The Affordable Care Act is working. It has happened to make healthcare affordable and accessible to hundreds, thousands, and millions of our citizens who never had it before. When I was growing up . . .
[end audio clip]
Mike:The demagoguery here is just — that is quite shocking, but coming from Congressman Lewis, not shocking. Let me see if I understand this. So, first of all, Brown v. Board of Education has to be one of the worst, I mean one of the most convoluted — they used a doll. I’m not making this up. Go read the decision. They used a doll to help render this opinion here. This is one of the cases that made necessary the emergence of and the creation of what ultimately becomes the Federalist Society to try and educate judges that you can’t just go in there and make things up because you think it’s popular. We do have this thing called the Constitution. You’re supposed to defer — that’s the law of the land. Congressman Lewis, that’s the law of the land. But to compare the efforts of — notice it was all Southern governors there. So it was a bunch of racist, hick hayseeds that are out here trying to stop a bunch of people who had no access to healthcare.

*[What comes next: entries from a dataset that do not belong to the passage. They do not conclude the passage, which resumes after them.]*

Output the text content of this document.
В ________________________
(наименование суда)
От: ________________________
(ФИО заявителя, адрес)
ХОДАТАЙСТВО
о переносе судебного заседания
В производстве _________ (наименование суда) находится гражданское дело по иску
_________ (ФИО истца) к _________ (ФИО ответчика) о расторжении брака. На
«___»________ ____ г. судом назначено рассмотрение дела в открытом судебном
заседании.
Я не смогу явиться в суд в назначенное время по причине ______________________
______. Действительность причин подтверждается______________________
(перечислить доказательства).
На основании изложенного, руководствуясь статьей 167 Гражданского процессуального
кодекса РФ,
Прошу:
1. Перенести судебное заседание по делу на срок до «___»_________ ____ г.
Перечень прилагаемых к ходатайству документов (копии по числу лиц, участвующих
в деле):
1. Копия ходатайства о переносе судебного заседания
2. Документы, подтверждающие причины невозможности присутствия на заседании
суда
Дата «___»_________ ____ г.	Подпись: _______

I have to ask the question of Congressman Lewis: What were they doing yesterday? What were they doing on September the 29th? Were they dying? Were they being denied? Were they living or seeking care inside the little clinics that happen in the discarded boxes that once held Maytag refrigerators underneath overpasses without sanitary supplies and electricity? Is that where they were? This is ridiculous to even imply that there weren’t services that were available. They may not have been the same services that the “elites” can participate in. Neither are the cars that are driven or the class that you may sit inside in an airplane when taking a trip. That is some of the demagoguery that is prevalent and is out there today overall. In other words, this isn’t the law of the land. You better shut up, pipe down, and accept it, pal. We won; you lost; game over.
I’m going to make one final analogy on this. This is pretty much a very similar circumstance that existed in the United States all the way up until the year that was 1864. That was the Constitution of the United States had made legal the slave trade. Because it was consecrated in the Constitution and not by definition banned or outlawed by it, it existed. Not only did it exist, it proliferated. Now, there were those groups of people who were called abolitionists. These people would be called radicals today but they were called abolitionists. The abolitionist cause, you could say, was begun by Ben Franklin in the Federal Convention of 1787, because it was Franklin who was one of the delegates as they were drafting the Constitution that said: Either you ban it or you’re not going to get the support of me or many others here. Of course, a compromise was struck between Rutledge and Sherman and Elbridge Gerry. You can read more about this in the notes on the convention.
You could say that the abolitionists were the progeny of Ben Franklin. We go from 1787 — there were even people that said this — there were members of the Continental Congress in 1776 that opposed states that had slavery and slavery itself, but just use Ben Franklin as the model here. That’s 13 years plus 63. That’s almost 75 years abolitionists toiled to try and eliminate and make illegal the scourge that was the slave trade. To say now, [mocking] “This is the law of the land. Y’all need to shut up and take it.” I wonder if the same thing would have been said to the abolitionists in 1787 and 1865.